僕は彼女の顔に手をのばし、彼女の唇に自分の唇を押し当てました。彼女はそっと唇をひらいてくれ、僕の舌を導き入れてくれました。
僕はためらいがちに彼女の体を抱き寄せると、スカートの中に手をさしいれました。それから後のできごとは、こまぎれの映像をみるようで、興奮のために頭の中が真っ白になった僕は、なにがどうなったのか理解することもできなくなりました。太腿の間をすべりおりるパンツ、体毛にとりまかれた皮膚、襞と襞のあいだをうめる影、そして僕のものがそのなかに尽き入って行き、彼女が吐息をもらすまでのあいだが、あっというまにすぎさっていきました。
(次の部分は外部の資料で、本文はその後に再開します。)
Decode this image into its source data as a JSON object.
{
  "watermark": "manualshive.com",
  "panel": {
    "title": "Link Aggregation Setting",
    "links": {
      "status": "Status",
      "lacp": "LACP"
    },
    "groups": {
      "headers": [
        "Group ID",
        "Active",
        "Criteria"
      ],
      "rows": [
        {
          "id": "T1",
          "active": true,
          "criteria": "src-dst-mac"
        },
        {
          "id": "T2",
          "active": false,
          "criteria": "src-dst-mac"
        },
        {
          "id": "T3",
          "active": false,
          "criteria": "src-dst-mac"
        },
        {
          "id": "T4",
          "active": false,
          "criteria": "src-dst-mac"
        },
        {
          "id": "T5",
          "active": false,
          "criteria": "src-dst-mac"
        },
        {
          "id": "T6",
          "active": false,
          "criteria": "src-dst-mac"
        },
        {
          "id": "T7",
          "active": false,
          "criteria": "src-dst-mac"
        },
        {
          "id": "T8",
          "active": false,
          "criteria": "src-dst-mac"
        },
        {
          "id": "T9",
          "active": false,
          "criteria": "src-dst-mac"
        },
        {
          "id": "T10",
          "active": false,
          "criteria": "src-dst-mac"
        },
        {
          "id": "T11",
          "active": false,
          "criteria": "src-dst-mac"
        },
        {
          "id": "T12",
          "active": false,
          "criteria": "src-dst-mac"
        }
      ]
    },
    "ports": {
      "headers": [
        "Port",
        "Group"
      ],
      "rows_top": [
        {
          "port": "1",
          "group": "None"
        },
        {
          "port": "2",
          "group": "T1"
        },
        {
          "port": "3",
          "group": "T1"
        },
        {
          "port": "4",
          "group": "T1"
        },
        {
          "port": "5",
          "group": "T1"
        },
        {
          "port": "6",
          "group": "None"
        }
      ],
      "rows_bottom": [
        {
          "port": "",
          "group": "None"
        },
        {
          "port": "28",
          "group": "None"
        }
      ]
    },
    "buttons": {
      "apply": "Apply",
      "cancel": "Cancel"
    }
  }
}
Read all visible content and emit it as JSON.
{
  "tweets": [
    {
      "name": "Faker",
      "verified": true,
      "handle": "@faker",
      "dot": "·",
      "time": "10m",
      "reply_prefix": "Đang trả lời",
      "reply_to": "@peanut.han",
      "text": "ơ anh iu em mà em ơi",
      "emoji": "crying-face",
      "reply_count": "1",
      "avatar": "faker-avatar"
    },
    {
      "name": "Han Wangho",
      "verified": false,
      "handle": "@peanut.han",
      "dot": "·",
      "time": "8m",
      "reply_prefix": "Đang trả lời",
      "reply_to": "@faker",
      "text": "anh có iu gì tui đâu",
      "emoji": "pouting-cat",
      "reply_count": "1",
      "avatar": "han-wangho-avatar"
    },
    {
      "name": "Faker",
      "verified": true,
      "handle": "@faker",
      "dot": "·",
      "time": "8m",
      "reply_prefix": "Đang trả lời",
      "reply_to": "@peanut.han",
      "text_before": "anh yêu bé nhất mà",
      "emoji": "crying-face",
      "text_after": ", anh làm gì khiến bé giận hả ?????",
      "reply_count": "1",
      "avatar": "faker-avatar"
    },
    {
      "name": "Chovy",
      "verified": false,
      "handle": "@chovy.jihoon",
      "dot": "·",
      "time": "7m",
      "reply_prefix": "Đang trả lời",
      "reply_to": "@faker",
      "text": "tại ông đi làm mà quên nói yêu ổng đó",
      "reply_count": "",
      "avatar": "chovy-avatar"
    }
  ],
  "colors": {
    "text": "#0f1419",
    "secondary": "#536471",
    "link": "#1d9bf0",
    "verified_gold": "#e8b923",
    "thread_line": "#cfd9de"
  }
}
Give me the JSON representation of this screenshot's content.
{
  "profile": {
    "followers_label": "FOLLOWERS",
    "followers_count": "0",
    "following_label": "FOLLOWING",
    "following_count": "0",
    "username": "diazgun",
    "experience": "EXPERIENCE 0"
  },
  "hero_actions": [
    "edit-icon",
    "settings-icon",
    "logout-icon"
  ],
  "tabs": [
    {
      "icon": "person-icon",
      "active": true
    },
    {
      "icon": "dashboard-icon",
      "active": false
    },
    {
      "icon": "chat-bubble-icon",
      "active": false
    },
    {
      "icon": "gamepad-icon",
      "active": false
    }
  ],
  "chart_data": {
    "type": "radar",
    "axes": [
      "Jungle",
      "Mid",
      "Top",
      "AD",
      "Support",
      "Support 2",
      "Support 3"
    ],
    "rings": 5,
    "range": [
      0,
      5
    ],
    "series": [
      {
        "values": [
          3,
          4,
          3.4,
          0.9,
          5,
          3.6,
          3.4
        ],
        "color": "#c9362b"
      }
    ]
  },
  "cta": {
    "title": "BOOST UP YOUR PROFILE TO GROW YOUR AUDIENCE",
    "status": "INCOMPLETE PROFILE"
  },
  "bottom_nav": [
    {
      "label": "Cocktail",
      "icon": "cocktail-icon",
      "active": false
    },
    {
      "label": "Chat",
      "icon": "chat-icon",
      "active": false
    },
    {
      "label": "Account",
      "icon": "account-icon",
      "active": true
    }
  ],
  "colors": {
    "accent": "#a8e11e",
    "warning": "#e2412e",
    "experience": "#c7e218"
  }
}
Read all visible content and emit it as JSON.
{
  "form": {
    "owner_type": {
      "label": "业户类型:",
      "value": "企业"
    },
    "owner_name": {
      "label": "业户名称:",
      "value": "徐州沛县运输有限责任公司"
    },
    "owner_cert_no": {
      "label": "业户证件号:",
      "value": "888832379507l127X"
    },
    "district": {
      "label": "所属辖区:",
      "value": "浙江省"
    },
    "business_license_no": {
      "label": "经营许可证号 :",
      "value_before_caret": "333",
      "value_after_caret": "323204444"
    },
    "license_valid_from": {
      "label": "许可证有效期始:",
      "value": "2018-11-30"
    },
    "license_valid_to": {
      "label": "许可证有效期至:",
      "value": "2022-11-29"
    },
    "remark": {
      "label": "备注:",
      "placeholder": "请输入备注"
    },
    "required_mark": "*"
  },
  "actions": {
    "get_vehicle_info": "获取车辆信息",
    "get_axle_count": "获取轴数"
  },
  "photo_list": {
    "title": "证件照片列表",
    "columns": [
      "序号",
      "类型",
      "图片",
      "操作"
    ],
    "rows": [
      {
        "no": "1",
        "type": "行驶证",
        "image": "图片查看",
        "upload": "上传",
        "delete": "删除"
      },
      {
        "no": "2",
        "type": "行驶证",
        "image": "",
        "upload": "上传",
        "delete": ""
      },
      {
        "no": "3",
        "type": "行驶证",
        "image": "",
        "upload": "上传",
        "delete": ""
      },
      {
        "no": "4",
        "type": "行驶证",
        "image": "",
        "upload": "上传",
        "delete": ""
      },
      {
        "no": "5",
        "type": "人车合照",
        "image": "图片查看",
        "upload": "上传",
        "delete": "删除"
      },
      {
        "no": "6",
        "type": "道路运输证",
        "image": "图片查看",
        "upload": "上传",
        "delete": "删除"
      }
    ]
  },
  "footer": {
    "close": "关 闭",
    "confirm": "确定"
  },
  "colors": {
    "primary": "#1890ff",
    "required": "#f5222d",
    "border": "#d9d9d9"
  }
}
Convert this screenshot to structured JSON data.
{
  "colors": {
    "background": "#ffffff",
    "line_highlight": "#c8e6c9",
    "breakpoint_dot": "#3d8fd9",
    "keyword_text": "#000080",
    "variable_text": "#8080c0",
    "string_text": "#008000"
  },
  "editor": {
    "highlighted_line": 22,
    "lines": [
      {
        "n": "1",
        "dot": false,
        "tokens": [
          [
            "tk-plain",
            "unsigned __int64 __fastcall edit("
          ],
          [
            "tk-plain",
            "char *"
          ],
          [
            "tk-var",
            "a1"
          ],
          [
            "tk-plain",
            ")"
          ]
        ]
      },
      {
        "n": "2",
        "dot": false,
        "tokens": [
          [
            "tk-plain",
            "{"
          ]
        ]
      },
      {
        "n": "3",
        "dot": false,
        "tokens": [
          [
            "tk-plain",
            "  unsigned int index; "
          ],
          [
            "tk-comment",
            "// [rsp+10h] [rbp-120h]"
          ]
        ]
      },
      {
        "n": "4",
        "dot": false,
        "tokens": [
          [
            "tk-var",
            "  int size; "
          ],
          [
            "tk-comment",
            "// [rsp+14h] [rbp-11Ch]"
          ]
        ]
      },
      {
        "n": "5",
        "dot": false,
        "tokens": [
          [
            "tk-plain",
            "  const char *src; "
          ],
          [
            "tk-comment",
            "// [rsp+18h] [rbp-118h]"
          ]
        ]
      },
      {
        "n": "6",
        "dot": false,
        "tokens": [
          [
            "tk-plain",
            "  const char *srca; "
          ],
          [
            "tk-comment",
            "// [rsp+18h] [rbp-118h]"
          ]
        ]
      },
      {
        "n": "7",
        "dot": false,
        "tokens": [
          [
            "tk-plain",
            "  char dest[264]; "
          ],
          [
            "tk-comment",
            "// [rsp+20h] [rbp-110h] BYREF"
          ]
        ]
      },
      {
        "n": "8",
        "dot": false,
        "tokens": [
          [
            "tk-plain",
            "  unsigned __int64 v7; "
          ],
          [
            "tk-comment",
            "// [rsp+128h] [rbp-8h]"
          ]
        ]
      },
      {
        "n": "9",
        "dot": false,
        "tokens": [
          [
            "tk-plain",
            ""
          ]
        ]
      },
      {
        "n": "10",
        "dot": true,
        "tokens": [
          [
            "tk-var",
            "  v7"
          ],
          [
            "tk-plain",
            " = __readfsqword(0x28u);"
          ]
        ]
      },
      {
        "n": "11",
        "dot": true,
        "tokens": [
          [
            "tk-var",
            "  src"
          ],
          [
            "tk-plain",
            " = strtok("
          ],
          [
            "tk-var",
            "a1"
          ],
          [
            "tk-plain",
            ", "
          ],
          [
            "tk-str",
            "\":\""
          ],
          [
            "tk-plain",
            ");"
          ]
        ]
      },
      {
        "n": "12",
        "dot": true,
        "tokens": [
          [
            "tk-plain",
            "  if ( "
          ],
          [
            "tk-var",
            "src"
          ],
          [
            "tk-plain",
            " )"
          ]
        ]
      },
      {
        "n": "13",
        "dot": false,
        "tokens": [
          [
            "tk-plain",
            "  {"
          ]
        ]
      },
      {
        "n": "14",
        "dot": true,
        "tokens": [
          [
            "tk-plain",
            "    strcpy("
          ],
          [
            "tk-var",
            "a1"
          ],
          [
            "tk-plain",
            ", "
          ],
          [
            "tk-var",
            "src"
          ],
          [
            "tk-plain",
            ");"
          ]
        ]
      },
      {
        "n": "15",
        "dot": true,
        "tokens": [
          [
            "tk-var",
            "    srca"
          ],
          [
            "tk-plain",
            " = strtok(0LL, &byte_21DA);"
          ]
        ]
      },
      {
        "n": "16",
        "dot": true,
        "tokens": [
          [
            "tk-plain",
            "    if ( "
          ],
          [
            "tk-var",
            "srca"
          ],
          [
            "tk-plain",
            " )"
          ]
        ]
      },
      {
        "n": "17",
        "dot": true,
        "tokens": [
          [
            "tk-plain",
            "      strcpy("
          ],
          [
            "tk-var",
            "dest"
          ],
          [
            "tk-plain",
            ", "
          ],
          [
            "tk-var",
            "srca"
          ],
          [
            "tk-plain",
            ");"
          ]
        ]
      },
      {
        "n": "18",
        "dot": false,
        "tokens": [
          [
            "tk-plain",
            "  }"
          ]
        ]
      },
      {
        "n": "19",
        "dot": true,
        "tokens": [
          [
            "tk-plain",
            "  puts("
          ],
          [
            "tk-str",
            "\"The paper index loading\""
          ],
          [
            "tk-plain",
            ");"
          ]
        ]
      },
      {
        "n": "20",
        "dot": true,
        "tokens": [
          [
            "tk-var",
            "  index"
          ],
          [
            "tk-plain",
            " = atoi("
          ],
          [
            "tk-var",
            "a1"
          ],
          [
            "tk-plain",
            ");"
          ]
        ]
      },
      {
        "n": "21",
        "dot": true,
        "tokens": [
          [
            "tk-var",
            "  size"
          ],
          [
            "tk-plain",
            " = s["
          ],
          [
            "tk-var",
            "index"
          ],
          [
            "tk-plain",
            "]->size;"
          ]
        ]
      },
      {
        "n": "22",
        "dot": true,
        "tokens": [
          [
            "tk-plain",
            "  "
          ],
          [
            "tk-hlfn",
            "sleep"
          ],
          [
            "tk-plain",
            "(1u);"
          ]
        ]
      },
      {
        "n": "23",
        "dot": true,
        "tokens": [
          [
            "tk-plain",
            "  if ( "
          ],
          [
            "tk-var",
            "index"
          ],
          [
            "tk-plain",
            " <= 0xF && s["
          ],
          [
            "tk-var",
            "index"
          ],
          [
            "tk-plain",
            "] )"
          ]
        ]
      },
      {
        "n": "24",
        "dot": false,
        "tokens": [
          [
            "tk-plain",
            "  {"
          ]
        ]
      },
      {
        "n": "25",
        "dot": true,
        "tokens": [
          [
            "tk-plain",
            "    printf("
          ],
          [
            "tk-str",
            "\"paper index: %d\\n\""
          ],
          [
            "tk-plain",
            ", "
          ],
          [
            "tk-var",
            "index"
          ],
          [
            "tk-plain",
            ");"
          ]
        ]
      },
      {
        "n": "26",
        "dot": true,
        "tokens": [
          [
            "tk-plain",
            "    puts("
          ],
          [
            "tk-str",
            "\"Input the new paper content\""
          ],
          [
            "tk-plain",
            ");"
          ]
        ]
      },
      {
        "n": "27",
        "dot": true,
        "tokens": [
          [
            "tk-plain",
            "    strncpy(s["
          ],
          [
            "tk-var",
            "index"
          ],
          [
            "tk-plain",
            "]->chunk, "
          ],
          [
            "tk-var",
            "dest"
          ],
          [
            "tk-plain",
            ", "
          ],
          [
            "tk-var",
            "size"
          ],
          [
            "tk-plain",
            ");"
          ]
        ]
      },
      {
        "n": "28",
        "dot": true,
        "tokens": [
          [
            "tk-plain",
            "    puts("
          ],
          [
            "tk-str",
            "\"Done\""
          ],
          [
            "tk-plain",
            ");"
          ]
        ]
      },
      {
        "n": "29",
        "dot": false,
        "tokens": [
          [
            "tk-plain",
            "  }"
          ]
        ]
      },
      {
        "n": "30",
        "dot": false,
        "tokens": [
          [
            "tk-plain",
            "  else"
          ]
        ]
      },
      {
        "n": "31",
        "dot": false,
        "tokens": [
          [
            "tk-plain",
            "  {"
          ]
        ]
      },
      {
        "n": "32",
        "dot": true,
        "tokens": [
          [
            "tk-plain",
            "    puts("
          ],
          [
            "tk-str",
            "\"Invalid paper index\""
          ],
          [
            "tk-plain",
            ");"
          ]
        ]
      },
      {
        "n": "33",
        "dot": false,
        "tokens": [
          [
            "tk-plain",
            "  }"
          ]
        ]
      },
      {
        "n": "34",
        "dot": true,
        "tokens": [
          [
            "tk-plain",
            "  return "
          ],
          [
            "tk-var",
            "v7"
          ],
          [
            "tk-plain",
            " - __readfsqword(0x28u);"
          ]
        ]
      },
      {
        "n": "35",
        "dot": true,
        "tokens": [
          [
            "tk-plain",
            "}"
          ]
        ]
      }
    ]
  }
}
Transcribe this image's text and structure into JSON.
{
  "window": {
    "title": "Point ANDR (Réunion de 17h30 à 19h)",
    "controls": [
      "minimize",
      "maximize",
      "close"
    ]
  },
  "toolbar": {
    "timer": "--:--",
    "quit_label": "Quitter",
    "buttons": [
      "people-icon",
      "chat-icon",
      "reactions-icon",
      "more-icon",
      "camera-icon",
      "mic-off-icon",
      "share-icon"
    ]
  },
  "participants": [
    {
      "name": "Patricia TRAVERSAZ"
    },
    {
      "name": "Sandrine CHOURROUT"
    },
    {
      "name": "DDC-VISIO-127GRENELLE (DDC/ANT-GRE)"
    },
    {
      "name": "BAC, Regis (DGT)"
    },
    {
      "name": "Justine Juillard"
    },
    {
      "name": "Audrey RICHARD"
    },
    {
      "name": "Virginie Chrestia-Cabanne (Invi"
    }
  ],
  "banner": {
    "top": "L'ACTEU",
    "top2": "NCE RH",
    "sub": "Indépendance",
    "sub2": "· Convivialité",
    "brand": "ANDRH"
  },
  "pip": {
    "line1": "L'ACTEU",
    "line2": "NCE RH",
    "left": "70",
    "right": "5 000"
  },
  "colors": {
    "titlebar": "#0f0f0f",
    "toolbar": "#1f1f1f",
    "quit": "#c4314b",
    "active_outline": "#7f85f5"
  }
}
彼が帰ってきたとき、部屋には僕一人きりでいて、彼女は庭で犬を相手にしていました。
「じゃ、帰るから」
僕が言うと、彼は庭のほうをうかがいました。いつもなら見送りにくるはずの母が、なぜか今日にかぎって出てきません。
「母さん」
と彼がよぶのを、いいからと僕は手をふってさえぎり、家をあとにしました。肩にかけた僕のカバンの中には、あのとき彼女から脱がしたパンツが入っていました。二度ともどることのない幸せな時間の、証拠の品とおもって僕はもちかえったのです。そしてあのとき、庭でいつものようにしゃがみこんで犬をなでていた彼女のスカートの中の、膝の奥が黒いもので覆われていたのを知っているののもまた、僕一人でした。